Pharmacological characterization of bradykinin B1 and B2 receptors in IMR-90 and INT-407 human cell lines using a microphysiometer

1. In the present study, we used a microphysiometer to measure bradykinin-induced acidification responses in IMR-90, a human lung fibroblast cell line, and INT-407, a human colonic epithelial cell line. Furthermore, we investigated the effect of 24 h exposure of transforming growth factor (TGF)-alpha on the bradykinin response in INT-407 cells. 2. Bradykinin (0.1-100 nmol/L) was potent in producing acidification responses in IMR-90 cells (pEC50 8.79+/-0.13; Hill slope 0.96+/-0.04) and INT-407 cells (pEC50 8.90+/-0.04; Hill slope 1.00+/-0.07). These responses were competitively antagonized by the bradykinin B2 receptor antagonist icatibant in both IMR-90 cells (apparent pKB = 8.54+/-0.15; Hill slope = 1.09+/-0.13 and 1.66+/-0.26 in the absence and presence of 10 nmol/L icatibant, respectively) and INT-407 cells (pKB = 8.12+/-0.07 (3, 10 and 30 nmol/L icatibant); Hill slope = 1.06+/-0.04).
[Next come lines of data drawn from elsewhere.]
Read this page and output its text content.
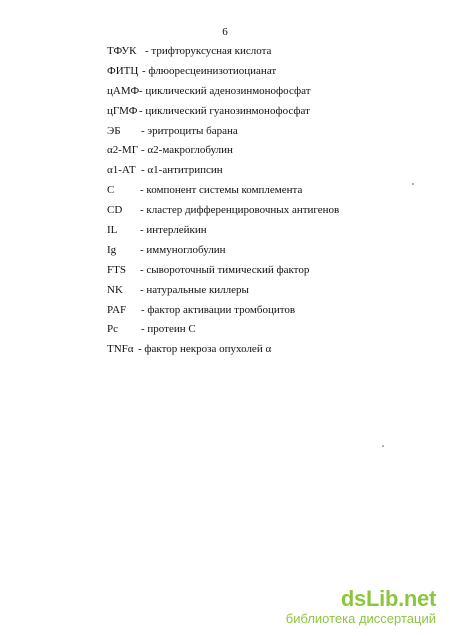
6
ТФУК - трифторуксусная кислота
ФИТЦ - флюоресцеинизотиоцианат
цАМФ - циклический аденозинмонофосфат
цГМФ - циклический гуанозинмонофосфат
ЭБ - эритроциты барана
α2-МГ - α2-макроглобулин
α1-АТ - α1-антитрипсин
С - компонент системы комплемента
CD - кластер дифференцировочных антигенов
IL - интерлейкин
Ig - иммуноглобулин
FTS - сывороточный тимический фактор
NK - натуральные киллеры
PAF - фактор активации тромбоцитов
Pc - протеин С
TNFα - фактор некроза опухолей α
dsLib.net
библиотека диссертаций
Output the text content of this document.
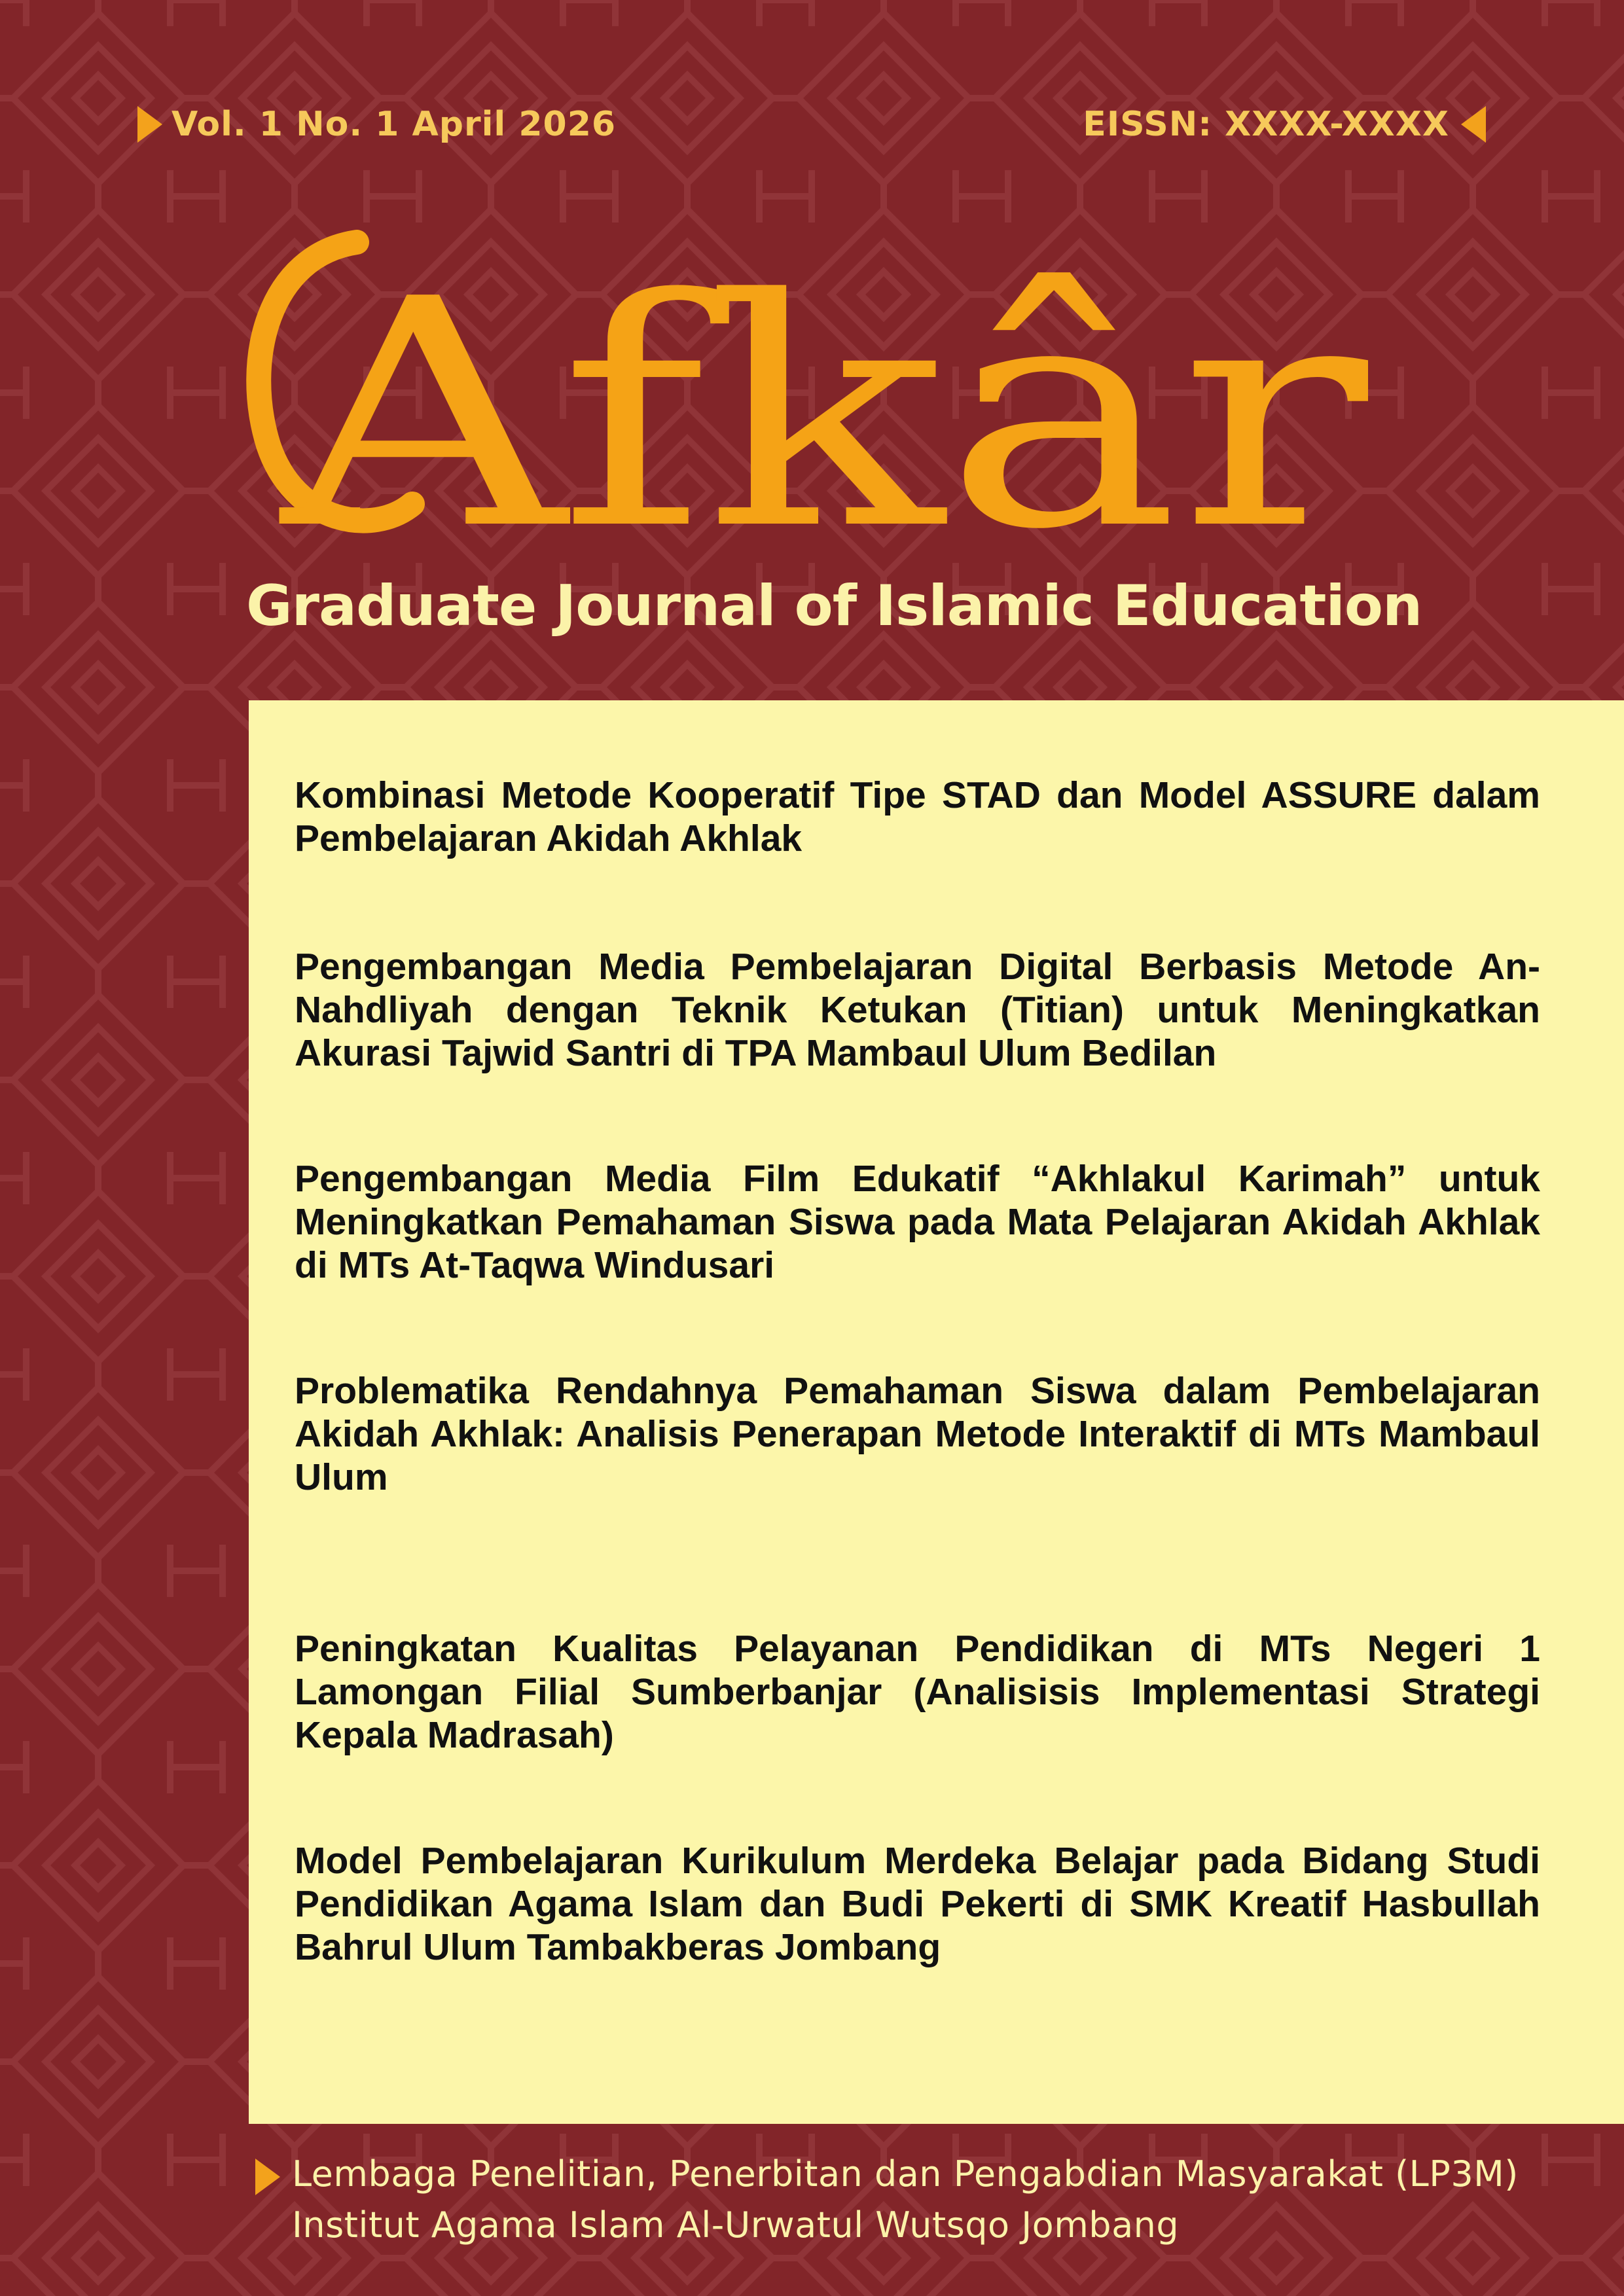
Vol. 1 No. 1 April 2026	EISSN: XXXX-XXXX
Afkâr
Graduate Journal of Islamic Education
Kombinasi Metode Kooperatif Tipe STAD dan Model ASSURE dalam Pembelajaran Akidah Akhlak
Pengembangan Media Pembelajaran Digital Berbasis Metode An-Nahdliyah dengan Teknik Ketukan (Titian) untuk Meningkatkan Akurasi Tajwid Santri di TPA Mambaul Ulum Bedilan
Pengembangan Media Film Edukatif “Akhlakul Karimah” untuk Meningkatkan Pemahaman Siswa pada Mata Pelajaran Akidah Akhlak di MTs At-Taqwa Windusari
Problematika Rendahnya Pemahaman Siswa dalam Pembelajaran Akidah Akhlak: Analisis Penerapan Metode Interaktif di MTs Mambaul Ulum
Peningkatan Kualitas Pelayanan Pendidikan di MTs Negeri 1 Lamongan Filial Sumberbanjar (Analisisis Implementasi Strategi Kepala Madrasah)
Model Pembelajaran Kurikulum Merdeka Belajar pada Bidang Studi Pendidikan Agama Islam dan Budi Pekerti di SMK Kreatif Hasbullah Bahrul Ulum Tambakberas Jombang
Lembaga Penelitian, Penerbitan dan Pengabdian Masyarakat (LP3M)
Institut Agama Islam Al-Urwatul Wutsqo Jombang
However, the bradykinin B1 receptor antagonist des-Arg9Leu8-bradykinin (3 micromol/L) had no effect on the bradykinin responses. 3. The non-peptide bradykinin B2 receptor antagonist FR173657 selectively antagonized bradykinin-induced acidification responses in INT-407 cells in a competitive manner (pKB = 8.76+/-0.10; Hill slope = 0.92+/-0.05) at lower concentrations (1 and 3 nmol/L) but in an insurmountable manner at higher concentrations (10 nmol/L; Hill slope = 1.04+/-0.09). This compound, at concentrations of 10 and 100 nmol/L (Hill slope = 1.38+/-0.15), also proved to be an insurmountable antagonist in IMR-90 cells. 4. The bradykinin B1 receptor selective agonist Lys0des-Arg10-bradykinin (0.1 nmol/L to 0.1 micromol/L) failed to produce acidification responses in IMR-90 cells, even after 24 h pre-incubation with bacterial lipopolysaccharide (0.1 microg/mL). 5. A 24 h pre-incubation of INT-407 cells with TGF-alpha (1, 10 and 100 ng/mL) caused a significant concentration-dependent decrease in maximal bradykinin response without affecting the pEC50. 6. In addition to this study being the first to use a microphysiometer to characterize bradykinin B2 receptors in cultured IMR-90 human lung fibroblast cells and INT-407 human colonic epithelial cells, we also showed that pre-incubation of INT-407 cells with TGF-alpha caused a significant decrease in maximal acidification response mediated by bradykinin B2 receptors.